Fig 3. In vitro functional analysis of CARiC9-20/19 CAR-T cells.

(A-B) CAR-T cells derived from two healthy donors were assessed for cytotoxicity against Raji-GFP/Luc cells by Celigo image cytometry. Groups were compared by One-way ANOVA with Tukey multiple comparison, ***p < 0.001, **p < 0.01, *p < 0.05. (C) IFN-γ, (D) TNF-α, and (E) IL-2 secretion by CARiC9-20/19 CAR-T cells following antigen stimulation was determined by ELISA. Pan-T cells (non-modified cells) served as a control group. Data represent mean ± SD, n = 3. Groups were compared by Student’s t-test, ***p < 0.001. NS, not statistically significant.

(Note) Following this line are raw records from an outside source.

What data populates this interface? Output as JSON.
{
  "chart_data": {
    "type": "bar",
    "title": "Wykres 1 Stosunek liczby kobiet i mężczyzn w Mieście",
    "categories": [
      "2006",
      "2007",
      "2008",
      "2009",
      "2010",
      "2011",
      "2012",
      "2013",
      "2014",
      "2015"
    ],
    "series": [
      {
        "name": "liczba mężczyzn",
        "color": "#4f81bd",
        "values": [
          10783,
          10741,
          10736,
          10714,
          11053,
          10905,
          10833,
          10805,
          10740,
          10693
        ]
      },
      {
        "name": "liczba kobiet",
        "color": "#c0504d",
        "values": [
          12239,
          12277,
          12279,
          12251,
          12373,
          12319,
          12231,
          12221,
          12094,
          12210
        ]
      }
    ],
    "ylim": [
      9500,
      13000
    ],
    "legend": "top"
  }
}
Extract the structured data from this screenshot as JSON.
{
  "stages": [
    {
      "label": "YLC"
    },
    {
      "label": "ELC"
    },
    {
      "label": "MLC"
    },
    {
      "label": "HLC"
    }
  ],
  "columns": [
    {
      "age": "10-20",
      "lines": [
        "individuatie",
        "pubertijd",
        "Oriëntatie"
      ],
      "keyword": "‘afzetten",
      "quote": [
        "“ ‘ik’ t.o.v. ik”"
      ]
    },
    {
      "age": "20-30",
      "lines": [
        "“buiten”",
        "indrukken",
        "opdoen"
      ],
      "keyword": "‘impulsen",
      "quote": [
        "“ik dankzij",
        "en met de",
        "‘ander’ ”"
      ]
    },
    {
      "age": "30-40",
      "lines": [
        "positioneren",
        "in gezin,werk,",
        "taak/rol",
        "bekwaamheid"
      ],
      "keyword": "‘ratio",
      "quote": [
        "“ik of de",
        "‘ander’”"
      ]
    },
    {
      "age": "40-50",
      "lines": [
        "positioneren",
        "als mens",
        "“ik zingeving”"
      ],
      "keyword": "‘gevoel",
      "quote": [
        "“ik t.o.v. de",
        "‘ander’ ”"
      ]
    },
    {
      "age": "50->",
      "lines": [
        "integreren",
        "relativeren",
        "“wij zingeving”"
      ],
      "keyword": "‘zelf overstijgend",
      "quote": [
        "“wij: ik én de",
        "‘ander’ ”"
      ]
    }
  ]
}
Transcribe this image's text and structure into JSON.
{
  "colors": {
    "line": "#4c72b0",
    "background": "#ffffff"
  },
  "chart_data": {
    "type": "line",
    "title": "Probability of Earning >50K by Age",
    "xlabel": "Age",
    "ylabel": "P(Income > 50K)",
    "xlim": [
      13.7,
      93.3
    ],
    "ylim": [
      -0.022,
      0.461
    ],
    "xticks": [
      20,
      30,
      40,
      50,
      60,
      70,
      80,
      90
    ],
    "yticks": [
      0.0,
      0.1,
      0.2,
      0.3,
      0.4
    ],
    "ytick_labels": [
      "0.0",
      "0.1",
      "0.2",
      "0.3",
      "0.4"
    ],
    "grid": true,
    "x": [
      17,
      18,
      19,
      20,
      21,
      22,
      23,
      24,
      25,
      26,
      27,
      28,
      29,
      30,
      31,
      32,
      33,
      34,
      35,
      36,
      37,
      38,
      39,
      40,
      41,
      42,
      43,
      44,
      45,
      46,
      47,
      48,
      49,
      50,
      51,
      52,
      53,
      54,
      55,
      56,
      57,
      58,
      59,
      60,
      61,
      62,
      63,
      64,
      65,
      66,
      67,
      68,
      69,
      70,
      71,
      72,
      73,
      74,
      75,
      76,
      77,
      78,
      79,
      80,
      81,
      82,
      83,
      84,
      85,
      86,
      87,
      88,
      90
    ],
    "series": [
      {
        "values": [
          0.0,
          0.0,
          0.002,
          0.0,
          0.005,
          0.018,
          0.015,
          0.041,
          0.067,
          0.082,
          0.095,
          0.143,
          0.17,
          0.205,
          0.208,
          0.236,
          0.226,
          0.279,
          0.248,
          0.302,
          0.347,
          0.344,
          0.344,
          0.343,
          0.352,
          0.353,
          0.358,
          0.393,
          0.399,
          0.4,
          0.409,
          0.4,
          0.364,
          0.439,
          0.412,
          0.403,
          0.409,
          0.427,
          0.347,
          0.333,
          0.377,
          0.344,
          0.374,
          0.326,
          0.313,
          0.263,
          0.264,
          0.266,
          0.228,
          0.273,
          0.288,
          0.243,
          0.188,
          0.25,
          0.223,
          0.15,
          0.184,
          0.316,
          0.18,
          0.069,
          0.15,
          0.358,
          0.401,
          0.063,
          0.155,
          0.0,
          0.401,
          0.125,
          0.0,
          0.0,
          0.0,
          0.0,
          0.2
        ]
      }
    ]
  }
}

Fig 4. Anti-tumor activity of CARiC9-20/19 CAR-T cells in a B-cell lymphoma immunodeficient xenograft mouse model.

(A) Schematic diagram of in vivo Raji xenograft model experimental design. (B-C) Bioluminescence imaging was performed to monitor tumor cell persistence (n = 4/group) and tumor growth were quantified by total flux (photon/s). (D) Kaplan-Meier survival curves for the different treatment groups are shown. **p < 0.01, *p < 0.05. NS, not statistically significant.

Fig 5. Anti-tumor activity of CARN87 cells in a gastric cancer immunodeficient xenograft mouse model.

(A) Schematic diagram of the CARN87 CAR construct. (B) Performance of CAR-T cells produced using lentiviral and non-viral qPB cell production. (C) Schematic diagram of in vivo NCI-N87 xenograft model experimental design. (D) Bioluminescent imaging was performed to monitor tumor cell persistence (n = 3/group). (E) Human T cell counts of blood samples taken from the indicated group of mice at day 10 and day 37 post-CAR-T injection.

Fig 6. Assessment of cancer-patient-derived CARiC9-20/19 CAR-T cells.

T cells derived from healthy donors and cancer patients were nucleofected with CARiC9-20/19. (A) CD8/CD4 ratios were assessed before (PBMC) and after (CAR-T) nucleofection. (B) Distribution of T_N, T_SCM, T_CM, T_EM, and T_EFF subsets in CD4⁺ (upper panel) and CD8⁺ (lower panel) CAR-T cell populations among the patient samples in (A). DLBCL, diffuse large B-cell lymphoma; CLL, chronic lymphocytic leukemia; HL, Hodgkin’s lymphoma; MM, multiple myeloma.